En bref
- Swamp Thing a duré 72 épisodes sur USA Network
- La série a glissé vers une étrangeté très comics
- Son oubli tient aussi à sa faible disponibilité
On parle sans arrêt des adaptations DC, des grosses machines de streaming, des reboots, des univers partagés. Et au milieu de tout ça, une série a quasiment disparu de la conversation alors qu’elle a quand même tenu 72 épisodes sur trois saisons. Swamp Thing, lancée le 27 juillet 1990 sur USA Network, fait partie de ces objets télé qu’on n’attendait pas forcément brillants, mais qui avaient une vraie personnalité.
Un long parcours, puis le trou de mémoire
C’est ça qui frappe d’abord. On parle d’une série qui n’a pas juste tenté un pilote avant de s’éteindre. Elle a vécu, longtemps à l’échelle des adaptations de comics télé de l’époque. Pourtant, aujourd’hui, presque personne n’y pense.

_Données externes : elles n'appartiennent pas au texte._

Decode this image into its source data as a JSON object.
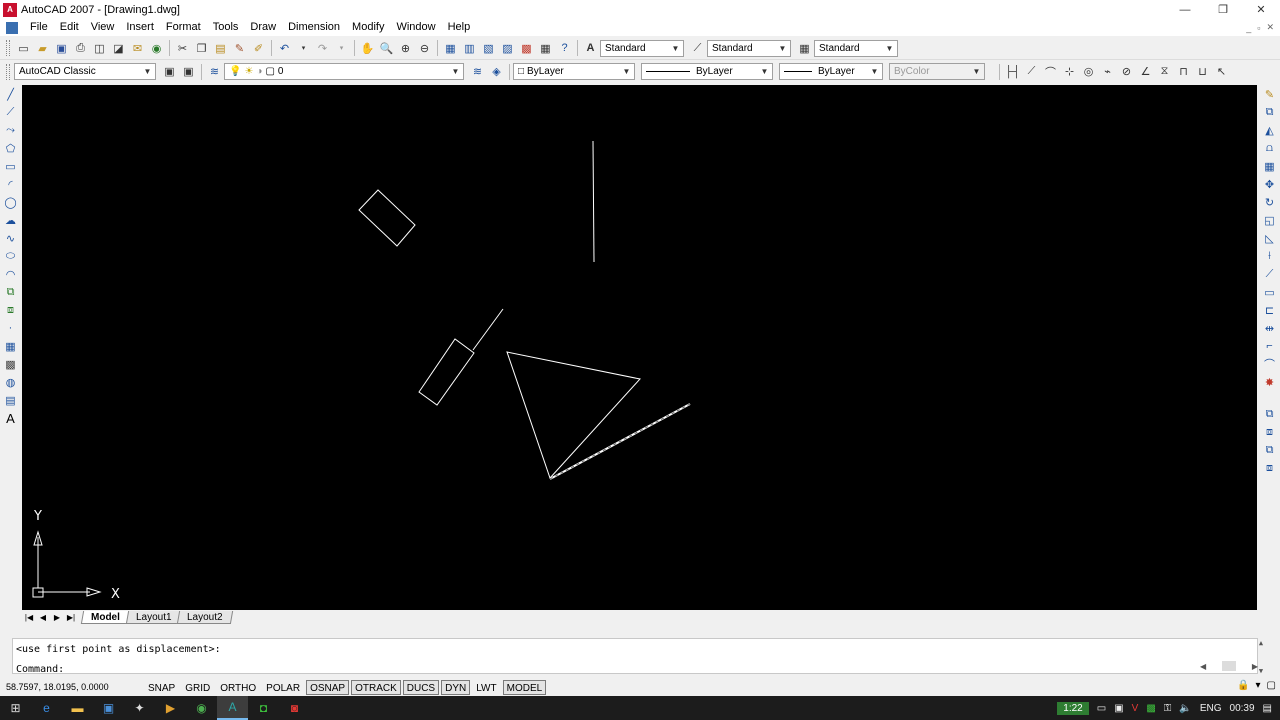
{
  "window": {
    "title": "AutoCAD 2007 - [Drawing1.dwg]",
    "app_icon_text": "A",
    "controls": {
      "minimize": "—",
      "restore": "❐",
      "close": "✕"
    },
    "mdi_controls": {
      "minimize": "_",
      "restore": "▫",
      "close": "✕"
    }
  },
  "menu": {
    "items": [
      "File",
      "Edit",
      "View",
      "Insert",
      "Format",
      "Tools",
      "Draw",
      "Dimension",
      "Modify",
      "Window",
      "Help"
    ]
  },
  "toolbar_standard": {
    "text_style": "Standard",
    "dim_style": "Standard",
    "table_style": "Standard"
  },
  "toolbar_layers": {
    "workspace": "AutoCAD Classic",
    "layer": "0",
    "color": "ByLayer",
    "linetype": "ByLayer",
    "lineweight": "ByLayer",
    "plotstyle": "ByColor"
  },
  "left_tool_icons": [
    "line-icon",
    "construction-line-icon",
    "polyline-icon",
    "polygon-icon",
    "rectangle-icon",
    "arc-icon",
    "circle-icon",
    "revision-cloud-icon",
    "spline-icon",
    "ellipse-icon",
    "ellipse-arc-icon",
    "insert-block-icon",
    "make-block-icon",
    "point-icon",
    "hatch-icon",
    "gradient-icon",
    "region-icon",
    "table-icon",
    "multiline-text-icon"
  ],
  "left_text_tool": "A",
  "right_tool_icons": [
    "erase-icon",
    "copy-icon",
    "mirror-icon",
    "offset-icon",
    "array-icon",
    "move-icon",
    "rotate-icon",
    "scale-icon",
    "stretch-icon",
    "trim-icon",
    "extend-icon",
    "break-at-point-icon",
    "break-icon",
    "join-icon",
    "chamfer-icon",
    "fillet-icon",
    "explode-icon",
    "draw-order-front-icon",
    "draw-order-back-icon",
    "draw-order-above-icon",
    "draw-order-under-icon"
  ],
  "ucs": {
    "x_label": "X",
    "y_label": "Y"
  },
  "layout_tabs": [
    {
      "label": "Model",
      "active": true
    },
    {
      "label": "Layout1",
      "active": false
    },
    {
      "label": "Layout2",
      "active": false
    }
  ],
  "command": {
    "history": "<use first point as displacement>:",
    "prompt": "Command:"
  },
  "status": {
    "coordinates": "58.7597, 18.0195, 0.0000",
    "toggles": [
      {
        "label": "SNAP",
        "on": false
      },
      {
        "label": "GRID",
        "on": false
      },
      {
        "label": "ORTHO",
        "on": false
      },
      {
        "label": "POLAR",
        "on": false
      },
      {
        "label": "OSNAP",
        "on": true
      },
      {
        "label": "OTRACK",
        "on": true
      },
      {
        "label": "DUCS",
        "on": true
      },
      {
        "label": "DYN",
        "on": true
      },
      {
        "label": "LWT",
        "on": false
      },
      {
        "label": "MODEL",
        "on": true
      }
    ]
  },
  "taskbar": {
    "apps": [
      "windows-start-icon",
      "edge-icon",
      "file-explorer-icon",
      "powerpoint-icon",
      "tools-icon",
      "media-icon",
      "chrome-icon",
      "autocad-icon",
      "camtasia-icon",
      "recorder-icon"
    ],
    "recording_time": "1:22",
    "language": "ENG",
    "clock": "00:39"
  },
  "colors": {
    "canvas": "#000000",
    "geometry": "#ffffff",
    "selection_accent": "#76b9ed"
  }
}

Dans les années 1980, le genre super-héroïque à la télévision flirtait souvent avec le kitsch. Batman version années 1960 jouait la carte camp à fond, Wonder Woman restait très légère, et Hulk faisait figure d’exception avec une tonalité plus sombre. Swamp Thing, elle, arrivait ailleurs, dans une zone plus instable, parfois sérieuse, parfois franchement bizarre.
Avant la série, Hollywood avait déjà testé la créature
Le personnage n’arrivait pas de nulle part. En 1982, Wes Craven avait déjà signé un film Swamp Thing, devenu culte avec le temps. Ray Wise y incarnait Alec Holland, tandis que Dick Durock prenait le relais une fois la transformation accomplie. Adrienne Barbeau complétait le casting.
Puis il y a eu The Return of Swamp Thing en 1989, encore avec Dick Durock, cette fois aux côtés de Heather Locklear. La série TV a suivi un an plus tard. Elle était développée par Joseph Stefano, connu pour The Outer Limits, avec au départ l’envie de pousser un ton plus sérieux que celui des films.
Quand la série a quitté les rails, elle a trouvé sa vraie identité
Mais ce plan n’a pas tenu longtemps. Après 12 épisodes, Joseph Stefano quitte le navire. Tom Blomquist prend la suite, USA Network allonge la commande jusqu’à 50 épisodes, et la série devient même l’un des programmes les mieux notés de la chaîne.
Résultat ? Une bascule. Plutôt que d’adapter fidèlement les comics, la série utilise Swamp Thing comme point d’entrée vers des récits de science-fiction quasi anthologiques, centrés sur les mystères du marais et des personnages invités. Le casting de passage donnait le ton, avec Tyne Daly, Debby Boone, Summer Phoenix, Wolfman Jack, Adam Curry, mais aussi les catcheurs Terry Funk et Kevin Nash.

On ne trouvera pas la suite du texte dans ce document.